They are located in Uchturpan county, and are home to more than 20,000 Uyghur inmates, about 10% of the local population. A few days ago, on a visit to Europe, Wang Yi declared that all "education centers" had been closed. US website: 268 fortified structures built in the region since 2017. The international community protests.
Beijing (AsiaNews / Agencies) - At least three internment camps, with more than 20,000 Uyghur prisoners, are still in operation in Xinjiang. Their existence was confirmed to Radio Free Asia by two police officers from Uchturpan county, home of the offending structures.
The news repudiates recent statements by the Chinese authorities that the detention centers - educational institutions for Beijing - have all been closed.
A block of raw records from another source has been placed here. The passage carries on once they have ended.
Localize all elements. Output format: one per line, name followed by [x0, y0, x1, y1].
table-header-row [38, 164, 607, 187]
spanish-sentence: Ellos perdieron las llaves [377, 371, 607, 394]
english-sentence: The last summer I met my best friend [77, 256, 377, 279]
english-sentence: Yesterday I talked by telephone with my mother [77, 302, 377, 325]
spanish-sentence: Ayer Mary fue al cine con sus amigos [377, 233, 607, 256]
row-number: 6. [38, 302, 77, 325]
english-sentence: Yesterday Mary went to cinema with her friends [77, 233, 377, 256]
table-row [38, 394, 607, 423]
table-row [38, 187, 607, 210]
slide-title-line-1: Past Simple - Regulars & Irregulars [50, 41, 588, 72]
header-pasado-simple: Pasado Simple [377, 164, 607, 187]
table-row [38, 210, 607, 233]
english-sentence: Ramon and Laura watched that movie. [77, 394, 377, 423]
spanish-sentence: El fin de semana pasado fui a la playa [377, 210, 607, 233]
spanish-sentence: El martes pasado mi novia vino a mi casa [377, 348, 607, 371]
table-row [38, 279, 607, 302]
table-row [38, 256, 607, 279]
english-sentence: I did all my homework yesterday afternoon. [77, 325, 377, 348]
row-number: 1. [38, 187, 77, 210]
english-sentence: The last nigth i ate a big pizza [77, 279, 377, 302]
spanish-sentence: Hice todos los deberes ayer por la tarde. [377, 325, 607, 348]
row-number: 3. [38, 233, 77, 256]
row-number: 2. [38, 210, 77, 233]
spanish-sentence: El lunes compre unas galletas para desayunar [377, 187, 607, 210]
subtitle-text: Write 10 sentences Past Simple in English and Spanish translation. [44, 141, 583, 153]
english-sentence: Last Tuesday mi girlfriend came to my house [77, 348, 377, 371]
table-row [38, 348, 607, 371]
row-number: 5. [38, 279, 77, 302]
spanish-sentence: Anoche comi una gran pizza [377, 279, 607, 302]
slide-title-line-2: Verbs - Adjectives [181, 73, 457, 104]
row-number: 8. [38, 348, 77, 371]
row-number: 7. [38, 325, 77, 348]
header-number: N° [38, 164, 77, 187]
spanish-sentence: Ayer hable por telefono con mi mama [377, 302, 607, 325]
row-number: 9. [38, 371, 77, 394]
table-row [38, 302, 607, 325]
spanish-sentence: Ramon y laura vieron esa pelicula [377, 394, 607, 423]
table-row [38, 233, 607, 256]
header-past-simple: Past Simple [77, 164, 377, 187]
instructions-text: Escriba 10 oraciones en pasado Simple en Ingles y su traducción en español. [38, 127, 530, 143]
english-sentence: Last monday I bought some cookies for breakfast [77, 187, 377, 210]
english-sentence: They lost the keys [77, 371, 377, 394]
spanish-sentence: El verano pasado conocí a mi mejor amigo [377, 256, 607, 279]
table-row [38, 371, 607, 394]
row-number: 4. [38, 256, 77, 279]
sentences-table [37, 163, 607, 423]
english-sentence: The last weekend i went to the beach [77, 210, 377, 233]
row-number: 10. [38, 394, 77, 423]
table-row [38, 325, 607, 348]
On August 30, during a visit to France, Chinese Foreign Minister Wang Yi said that all the people housed in these institutions have finished their studies and have found employment.
According to expert data, confirmed by the United Nations, over one million Uyghurs (out of a population of nearly 10 million) and other Turkish-speaking Islamic minorities are arbitrarily detained in Xinjiang, which the local population calls "East Turkestan".
Human rights activists and many governments, including the United States and the European Union, describe the detention facilities as real concentration camps used to indoctrinate the Uyghur population. The Chinese authorities admitted the centers existed in October 2018, arguing, however, that they are vocational training centers to educate Uyghur citizens, especially young people, against terrorism, separatism and Islamic extremism.
The three internment camps indicated by Uchturpan police officers are home to about 10% of the county's Uyghur population (235,000 people). In the largest facility, the Kongtai center, more than 10 thousand local Muslims are reportedly interned.
These latest revelations about Chinese concentration camps come just days after Buzzfeed, a US website, reported that Xinjiang authorities have built 268 fortified structures since 2017: at least one for each county. The calculation was made through the use of satellite data.
Beijing is increasingly under pressure from the international community for its policies in Xinjiang. Yesterday, at the end of a ministerial meeting in Brussels, the European Union and Canada condemned the treatment reserved by the Chinese authorities for the Uyghur minority. On September 1, during Wang Yi's visit to Berlin, the German government demanded China allow international observers to enter Xinjiang.
The US has also intensified its attacks on Beijing's leadership. On September 8, the Trump administration said the United States intend to ban imports of cotton and tomatoes - two of China's top export goods - from Xinjiang. Washington claims that they are produced thanks to the exploitation of Uyghur internees.
Due to the abuses against the Uighur people, the US government has already called on US companies to cut ties with their suppliers in Xinjiang. Nike and Apple, which have strong interests in the autonomous region, have opened an investigation into the employment of Uyghur workers and other local minorities.